また、エルヴィスは、若いころは細身の体格だったが、アマチュア・ボクサーの才能があり、学校の代表選手にもなっていた。
この特技は、映画界でしばしば乱闘に巻き込まれた際に役立ってます。
烏滸がましいながら、若かりし日に母を亡くし、拳闘を愛するエルビスに個人的には共感を持ってます。
ただ、エルビスは、実生活でもメイクをしていたのは驚きはだし、彼はメイクアップ、特にアイラインがとても好きやったんですが、小生はまだメイク男子にはなれないかな。
10代の頃、映画館の案内係をしていたエルヴィスは、トニー・カーティス主演の映画を観て、この俳優の大ファンになり、数年後、『ラットレース』(1960年)の撮影中、エルヴィスはついにカーティスに出会い、友となった。

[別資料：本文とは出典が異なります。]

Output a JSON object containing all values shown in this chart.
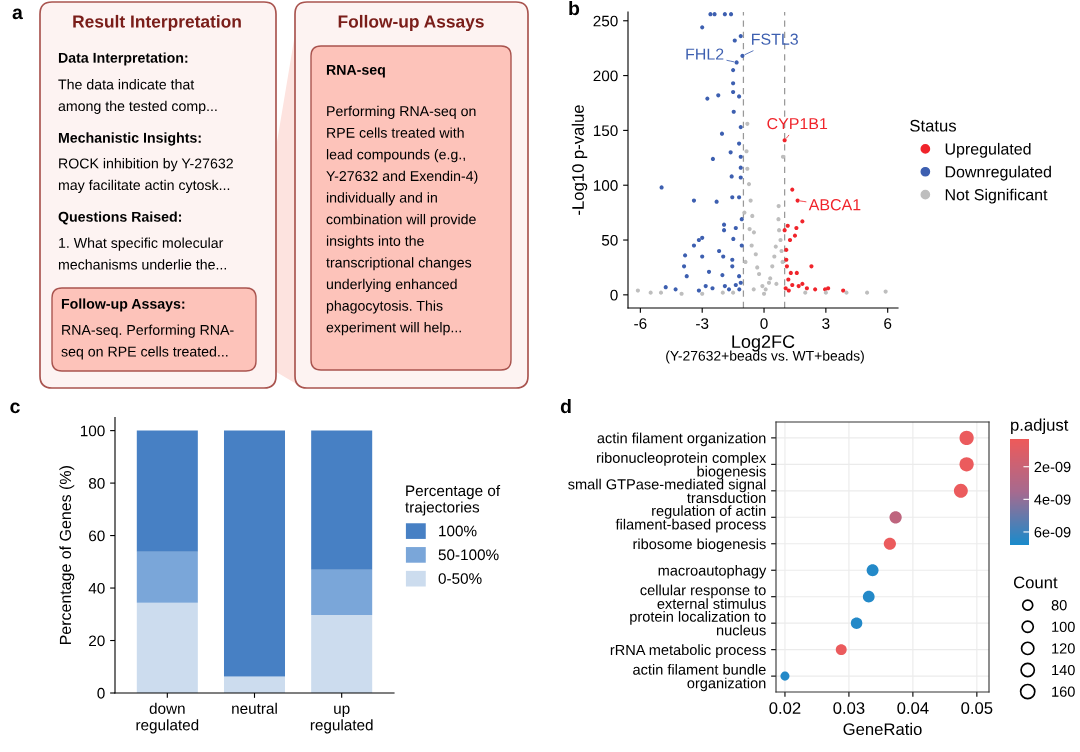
{
  "chart_data": [
    {
      "type": "other",
      "title": "Result Interpretation",
      "annotations": [
        "a",
        "Data Interpretation:",
        "The data indicate that\namong the tested comp...",
        "Mechanistic Insights:",
        "ROCK inhibition by Y-27632\nmay facilitate actin cytosk...",
        "Questions Raised:",
        "1. What specific molecular\nmechanisms underlie the...",
        "Follow-up Assays:",
        "RNA-seq. Performing RNA-\nseq on RPE cells treated..."
      ]
    },
    {
      "type": "other",
      "title": "Follow-up Assays",
      "annotations": [
        "RNA-seq",
        "Performing RNA-seq on\nRPE cells treated with\nlead compounds (e.g.,\nY-27632 and Exendin-4)\nindividually and in\ncombination will provide\ninsights into the\ntranscriptional changes\nunderlying enhanced\nphagocytosis. This\nexperiment will help..."
      ]
    },
    {
      "type": "scatter",
      "xlabel": "Log2FC",
      "ylabel": "-Log10 p-value",
      "legend_title": "Status",
      "legend": "right",
      "grid": false,
      "marker": "circle",
      "xlim": [
        -6.6,
        6.5
      ],
      "xticks": [
        -6,
        -3,
        0,
        3,
        6
      ],
      "ylim": [
        -12,
        258
      ],
      "yticks": [
        0,
        50,
        100,
        150,
        200,
        250
      ],
      "ref_lines": [
        {
          "axis": "x",
          "value": -1,
          "label": null,
          "color": "#999999",
          "line_style": "dashed"
        },
        {
          "axis": "x",
          "value": 1,
          "label": null,
          "color": "#999999",
          "line_style": "dashed"
        }
      ],
      "series": [
        {
          "name": "Upregulated",
          "color": "#f0242b",
          "x": [
            1.0,
            1.37,
            1.63,
            1.86,
            1.15,
            1.0,
            1.57,
            1.5,
            1.26,
            1.08,
            1.08,
            1.11,
            2.3,
            1.59,
            1.18,
            1.37,
            1.68,
            2.08,
            2.48,
            2.96,
            3.11,
            3.84,
            1.05,
            1.86,
            1.3,
            1.2
          ],
          "values": [
            141,
            96,
            86,
            67,
            63,
            59,
            61,
            54,
            50,
            41,
            32,
            26,
            26,
            20,
            14,
            9,
            8,
            6,
            5,
            5,
            6,
            4,
            6,
            10,
            20,
            4
          ]
        },
        {
          "name": "Downregulated",
          "color": "#3d5fb0",
          "x": [
            -2.6,
            -2.4,
            -1.9,
            -1.6,
            -3.0,
            -1.42,
            -1.13,
            -1.05,
            -1.33,
            -1.5,
            -1.5,
            -1.5,
            -1.21,
            -2.75,
            -2.22,
            -1.47,
            -1.13,
            -2.04,
            -1.21,
            -2.48,
            -1.62,
            -1.13,
            -1.13,
            -1.57,
            -1.13,
            -4.97,
            -1.54,
            -1.21,
            -3.4,
            -2.3,
            -1.08,
            -1.94,
            -1.37,
            -1.94,
            -3.0,
            -3.16,
            -1.49,
            -3.4,
            -1.08,
            -2.18,
            -3.83,
            -3.0,
            -1.98,
            -1.54,
            -3.88,
            -1.54,
            -3.75,
            -2.67,
            -2.02,
            -1.21,
            -4.77,
            -4.29,
            -2.83,
            -2.5,
            -1.9,
            -1.37,
            -1.13,
            -3.16,
            -1.7,
            -1.2
          ],
          "values": [
            256,
            256,
            256,
            256,
            244,
            232,
            236,
            218,
            212,
            205,
            193,
            185,
            181,
            179,
            182,
            167,
            153,
            147,
            138,
            124,
            130,
            126,
            116,
            108,
            107,
            98,
            89,
            89,
            86,
            85,
            69,
            64,
            61,
            59,
            52,
            50,
            51,
            45,
            45,
            40,
            36,
            35,
            35,
            32,
            26,
            26,
            17,
            21,
            18,
            17,
            7,
            5,
            8,
            6,
            8,
            9,
            11,
            4,
            5,
            5
          ]
        },
        {
          "name": "Not Significant",
          "color": "#bebebe",
          "x": [
            -0.81,
            -0.85,
            -0.81,
            -0.73,
            -0.65,
            -0.57,
            -0.49,
            -0.4,
            -0.24,
            -0.08,
            0.08,
            0.24,
            0.4,
            0.57,
            0.73,
            0.7,
            0.71,
            0.92,
            -6.12,
            -5.5,
            -5.0,
            -4.0,
            -3.0,
            -2.0,
            -1.5,
            2.0,
            3.0,
            4.0,
            5.0,
            5.9,
            -0.9,
            -0.7,
            0.5,
            0.3,
            -0.33,
            0.8,
            -0.6,
            0.6,
            -0.5,
            0.0,
            0.9,
            -0.95,
            0.85
          ],
          "values": [
            156,
            131,
            115,
            101,
            86,
            72,
            57,
            37,
            19,
            8,
            5,
            11,
            26,
            44,
            59,
            69,
            81,
            126,
            4,
            2,
            2,
            1,
            1,
            2,
            2,
            2,
            2,
            2,
            2,
            3,
            30,
            60,
            35,
            15,
            25,
            50,
            45,
            10,
            5,
            1,
            30,
            75,
            40
          ]
        }
      ],
      "annotations": [
        "b",
        "(Y-27632+beads vs. WT+beads)",
        {
          "text": "FHL2",
          "x": -1.33,
          "y": 212
        },
        {
          "text": "FSTL3",
          "x": -1.05,
          "y": 218
        },
        {
          "text": "CYP1B1",
          "x": 1.0,
          "y": 141
        },
        {
          "text": "ABCA1",
          "x": 1.63,
          "y": 86
        }
      ]
    },
    {
      "type": "bar",
      "stacked": true,
      "ylabel": "Percentage of Genes (%)",
      "legend_title": "Percentage of\ntrajectories",
      "legend": "right",
      "categories": [
        "down\nregulated",
        "neutral",
        "up\nregulated"
      ],
      "ylim": [
        0,
        105
      ],
      "yticks": [
        0,
        20,
        40,
        60,
        80,
        100
      ],
      "series": [
        {
          "name": "0-50%",
          "color": "#ccdcee",
          "values": [
            34.4,
            6.3,
            29.7
          ]
        },
        {
          "name": "50-100%",
          "color": "#7aa6d9",
          "values": [
            19.4,
            0,
            17.3
          ]
        },
        {
          "name": "100%",
          "color": "#4780c4",
          "values": [
            46.2,
            93.7,
            53.0
          ]
        }
      ],
      "annotations": [
        "c"
      ]
    },
    {
      "type": "bubble",
      "orientation": "horizontal",
      "xlabel": "GeneRatio",
      "clabel": "p.adjust",
      "legend_title": "Count",
      "grid": true,
      "categories": [
        "actin filament organization",
        "ribonucleoprotein complex\nbiogenesis",
        "small GTPase-mediated signal\ntransduction",
        "regulation of actin\nfilament-based process",
        "ribosome biogenesis",
        "macroautophagy",
        "cellular response to\nexternal stimulus",
        "protein localization to\nnucleus",
        "rRNA metabolic process",
        "actin filament bundle\norganization"
      ],
      "values": [
        0.0484,
        0.0484,
        0.0475,
        0.0373,
        0.0364,
        0.0337,
        0.0331,
        0.0312,
        0.0288,
        0.02
      ],
      "sizes": [
        160,
        160,
        155,
        120,
        118,
        112,
        110,
        105,
        95,
        65
      ],
      "size_legend": [
        80,
        100,
        120,
        140,
        160
      ],
      "cvalues": [
        5e-10,
        5e-10,
        5e-10,
        2.5e-09,
        5e-10,
        6.6e-09,
        6.6e-09,
        6.6e-09,
        5e-10,
        6.6e-09
      ],
      "clim": [
        3e-10,
        6.8e-09
      ],
      "cticks": [
        {
          "value": 2e-09,
          "label": "2e-09"
        },
        {
          "value": 4e-09,
          "label": "4e-09"
        },
        {
          "value": 6e-09,
          "label": "6e-09"
        }
      ],
      "xlim": [
        0.0186,
        0.0519
      ],
      "xticks": [
        0.02,
        0.03,
        0.04,
        0.05
      ],
      "annotations": [
        "d"
      ]
    }
  ]
}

トニーからアイラインの引き方を教わり、ややスモーキーな印象に仕上げた。
これは、実は男性俳優やエンターテイナーにはよくあることだったそうですが、そう思えば、エルビスは実生活でも最新を歩んでた人だったんだなぁとうかがえる。
それ以来、エルヴィスはショーや日常生活にメイクアップを取り入れるようになったそうですよ。

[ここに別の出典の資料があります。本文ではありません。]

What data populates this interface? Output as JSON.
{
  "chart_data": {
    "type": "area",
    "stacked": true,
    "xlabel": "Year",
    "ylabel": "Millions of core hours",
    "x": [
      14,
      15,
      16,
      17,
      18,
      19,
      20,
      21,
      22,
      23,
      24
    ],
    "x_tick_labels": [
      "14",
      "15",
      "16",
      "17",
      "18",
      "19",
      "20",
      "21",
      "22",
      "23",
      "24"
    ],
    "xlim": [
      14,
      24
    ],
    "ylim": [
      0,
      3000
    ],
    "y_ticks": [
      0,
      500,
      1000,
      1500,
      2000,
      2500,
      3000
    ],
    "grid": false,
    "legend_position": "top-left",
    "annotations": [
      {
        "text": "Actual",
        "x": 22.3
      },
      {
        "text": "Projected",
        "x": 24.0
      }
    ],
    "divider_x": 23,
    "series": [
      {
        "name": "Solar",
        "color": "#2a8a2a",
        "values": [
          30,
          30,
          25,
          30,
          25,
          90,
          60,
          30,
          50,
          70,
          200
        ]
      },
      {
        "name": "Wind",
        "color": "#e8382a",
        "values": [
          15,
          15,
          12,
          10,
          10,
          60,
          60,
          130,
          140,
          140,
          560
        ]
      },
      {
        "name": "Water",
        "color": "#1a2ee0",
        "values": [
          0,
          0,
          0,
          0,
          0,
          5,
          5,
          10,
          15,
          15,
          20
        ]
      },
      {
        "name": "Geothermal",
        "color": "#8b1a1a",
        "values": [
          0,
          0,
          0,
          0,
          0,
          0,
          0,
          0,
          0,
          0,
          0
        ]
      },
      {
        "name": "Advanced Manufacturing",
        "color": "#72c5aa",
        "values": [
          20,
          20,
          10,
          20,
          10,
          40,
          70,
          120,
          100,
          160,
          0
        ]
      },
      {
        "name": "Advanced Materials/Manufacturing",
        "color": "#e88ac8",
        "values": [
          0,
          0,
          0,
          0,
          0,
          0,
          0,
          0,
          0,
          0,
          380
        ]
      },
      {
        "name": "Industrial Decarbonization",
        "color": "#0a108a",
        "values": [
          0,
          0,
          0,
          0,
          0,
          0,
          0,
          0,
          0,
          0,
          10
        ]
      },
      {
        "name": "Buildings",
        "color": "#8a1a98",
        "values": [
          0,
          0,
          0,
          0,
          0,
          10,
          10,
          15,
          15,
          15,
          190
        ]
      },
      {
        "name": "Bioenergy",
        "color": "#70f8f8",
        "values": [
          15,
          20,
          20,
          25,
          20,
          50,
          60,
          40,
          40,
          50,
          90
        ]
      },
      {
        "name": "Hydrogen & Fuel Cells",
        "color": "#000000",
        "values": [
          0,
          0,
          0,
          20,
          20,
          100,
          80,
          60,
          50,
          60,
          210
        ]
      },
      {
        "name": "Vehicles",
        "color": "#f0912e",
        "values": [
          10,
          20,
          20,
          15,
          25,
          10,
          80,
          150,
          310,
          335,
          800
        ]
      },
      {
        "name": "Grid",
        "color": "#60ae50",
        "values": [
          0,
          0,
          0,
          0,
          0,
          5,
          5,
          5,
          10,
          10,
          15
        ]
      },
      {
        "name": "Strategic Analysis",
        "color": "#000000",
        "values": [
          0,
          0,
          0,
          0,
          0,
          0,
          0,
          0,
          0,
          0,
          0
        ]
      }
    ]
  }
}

また、ラスベガス公演でエルヴィスがデリンジャー・ピストルをブーツに入れるシーンは事実だそうで、殺害予告を受けてから、このようなことをするようになったそうですが、ここもなんとなく分かるかなぁ。
ここは相容れないが、エルビスのポルノ雑誌愛好家の一面は意外に知られてないかな。

余談がすぎましたが、今作品は、作家のビジョンそのものであり、最大限の耽溺と洗練された悲劇の断固たる勝利であると個人的には思います。
映画の独唱曲を想起させるアリアのような、贅沢で大げさなスペクタクルを作り上げたラーマン監督は、現代における善き伝記映画のひとつを形成しています。
エルビス・プレスリーという人物は、天才的なカリスマをもつ音楽性と変態(生物学でいう)ちゅう画期的なスケールで、アメリカ文化や芸術の坩堝のような存在と云える。
30年にわたるアメリカの文化的なリセットを予感させながら、彼の全生涯を160分に電光石火で要約し、あらゆる指標において、彼が真の表現家であることを決定的にしてる。
編集は、エルヴィスの生涯の物語を2時間半に凝縮するために勤しみ、動きのある直感的なもので、果てしなく魅力的なものとなっていました。大音量で盛り上がり、必要な時に爽快感を与え、最初から最後まで贅沢で勢いのあるサウンドデザインは、これまで聞いた中で素晴らしいものの一つです。
聴覚と視覚の饗宴って云っても過言じゃないかな。
今作品は、主人公のキャスティングの巧拙に懸かっていたと思う。
ありがたいことに、オースティン・バトラーの巧みな演技を目の当たりにすることができ、これぞスター誕生といえる。
トム・ハンクスは、彼が演じる物議を醸す歴史上の人物にもたらすニュアンスにおいて、すでに過小評価されている。
豪華な脇役たちもそれぞれの役を見事に演じきっており、ラーマン監督がまさに俳優の監督って異名をつけてもエエんじゃないかな。
彼は常に自分の求める演技を俳優から正確に引き出し、その過程で彼らを可能な限り美しく見せてる巧みさです。
今作品は個人的に目も耳も心も楽しませてくれ、あらゆる意味で驚異的なセンセーションでした。エルビス・プレスリーの物語を、ほぼすべての伝記映画が避けて通るか、不完全に失敗する方法で、オペラのような悲劇に仕上げてます。
彼は、プレスリーの短くも奇跡的な人生の各場面で、卓越した演出と転調によって、プレスリーを取り巻く時代精神をとらえてます。
そして、バズ・ラーマンの作品によく見られるように、映画と音楽が別々でありながら本質的に結びついた芸術形態であることを完全に理解している。
『ボヘミアン・ラプソディ』や『ロケットマン』よりも『アマデウス』に近い作品だと云えるかな。
善き映画作家による大胆な映画作りの燦然たる輝きを放つ作品でした。